Mais laissons là la politique. Connaissez-vous M. François Pierre ? Moi non plus. Quel Français connaît M. François Pierre, hors les spécialistes des hautes énergies ? Et pourtant, ce qui se passe du côté des hautes énergies, c’est cela qui, avec deux ou trois autres questions scientifiques en cours d’évolution, prépare notre avenir.

Les hautes énergies sont les inimaginables réserves que représentent les forces en jeu dans tout noyau atomique. Si les seules forces dormant dans ma pointe Bic étaient soudain libérées, cela secouerait une part de la France. Si celles qu’à mon insu recèle mon seul corps perdaient la stabilité qui les encage, l’endroit où j’écris serait remplacé par un cratère lunaire, et l’on verrait la nuit briller de Moscou et de New York.

Les physiciens sont en train de découvrir les règles qui maintiennent la stabilité de ces forces. Quand ils les connaîtront assez, ils sauront les libérer.

C’est effrayant ? Sans doute. Mais la seule « roue de l’histoire » qui ne soit pas un vain bavardage politicien, c’est que le progrès scientifique (par progrès j’entends développement pour le meilleur et le pire) n’est plus − et d’ailleurs n’a jamais été − entre les mains de l’homme. C’est un processus que l’homme a mis en marche sans pouvoir faire autrement et qui va s’accélérant quoi qu’il tente d’en décider. Autrement dit, c’est une part essentielle du plan éternellement prévu pour l’homme, comme l’apparition de l’homme elle-même, comme tôt ou tard sa métamorphose spirituelle1.

Apprivoiser les hautes énergies mettra fin une fois pour toutes au problème de l’énergie2. Bien entendu, cela pourra s’utiliser aussi pour un beau suicide collectif visible des autres étoiles, s’il y a là d’autres êtres qui nous surveillent. Je crois que la liberté d’appuyer sur le bouton quand on est assis sur la chaise électrique est une voie modeste mais efficace vers l’apprentissage de la sagesse. En tout cas, c’est la voie inéluctable de l’homme, donc celle du plan préparé pour lui depuis le commencement3.

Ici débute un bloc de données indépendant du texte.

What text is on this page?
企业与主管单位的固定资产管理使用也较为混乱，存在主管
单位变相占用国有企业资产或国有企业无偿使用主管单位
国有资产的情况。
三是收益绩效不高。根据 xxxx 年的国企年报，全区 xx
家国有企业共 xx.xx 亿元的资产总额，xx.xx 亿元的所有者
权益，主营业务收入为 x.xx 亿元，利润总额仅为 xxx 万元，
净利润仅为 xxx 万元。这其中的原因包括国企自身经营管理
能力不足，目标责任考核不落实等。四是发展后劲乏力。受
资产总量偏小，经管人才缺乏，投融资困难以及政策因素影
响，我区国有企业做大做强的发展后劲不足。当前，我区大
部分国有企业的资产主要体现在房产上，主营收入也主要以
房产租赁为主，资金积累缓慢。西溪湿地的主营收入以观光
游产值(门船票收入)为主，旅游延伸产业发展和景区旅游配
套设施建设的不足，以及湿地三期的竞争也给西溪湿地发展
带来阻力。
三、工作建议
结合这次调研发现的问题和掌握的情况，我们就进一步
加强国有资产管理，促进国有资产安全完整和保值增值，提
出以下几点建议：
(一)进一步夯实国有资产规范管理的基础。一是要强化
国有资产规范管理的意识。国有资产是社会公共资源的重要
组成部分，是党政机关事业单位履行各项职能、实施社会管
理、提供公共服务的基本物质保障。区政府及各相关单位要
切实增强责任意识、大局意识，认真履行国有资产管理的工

Dans la grille prévue par la théorie des quarks, qui décidément semblent tout expliquer (a)4, il manquait une particule vers 1,85 milliard d’électrons-volt. On avait besoin d’une telle particule pour boucher un trou de cette théorie, si elle était vraie. Ou plus exactement, si l’on veut imiter la prudence des savants qui ne tiennent jamais une théorie pour prouvée, mais seulement vérifiée5, la théorie prévoyait vers 1,85 milliard d’électrons-volt une particule vérifiant une certaine combinaison de quarks comportant le quark dit « charmé ». Le chiffre de 1,85 milliard d’électrons-volt avait été prévu par le Pr Glashow, de Harvard, et deux ou trois autres savants, quand Gell-Mann et Zweig (les inventeurs du quark) s’étaient trouvés empêchés d’expliquer certains comportements de particules en désintégration dans les chambres à bulles6.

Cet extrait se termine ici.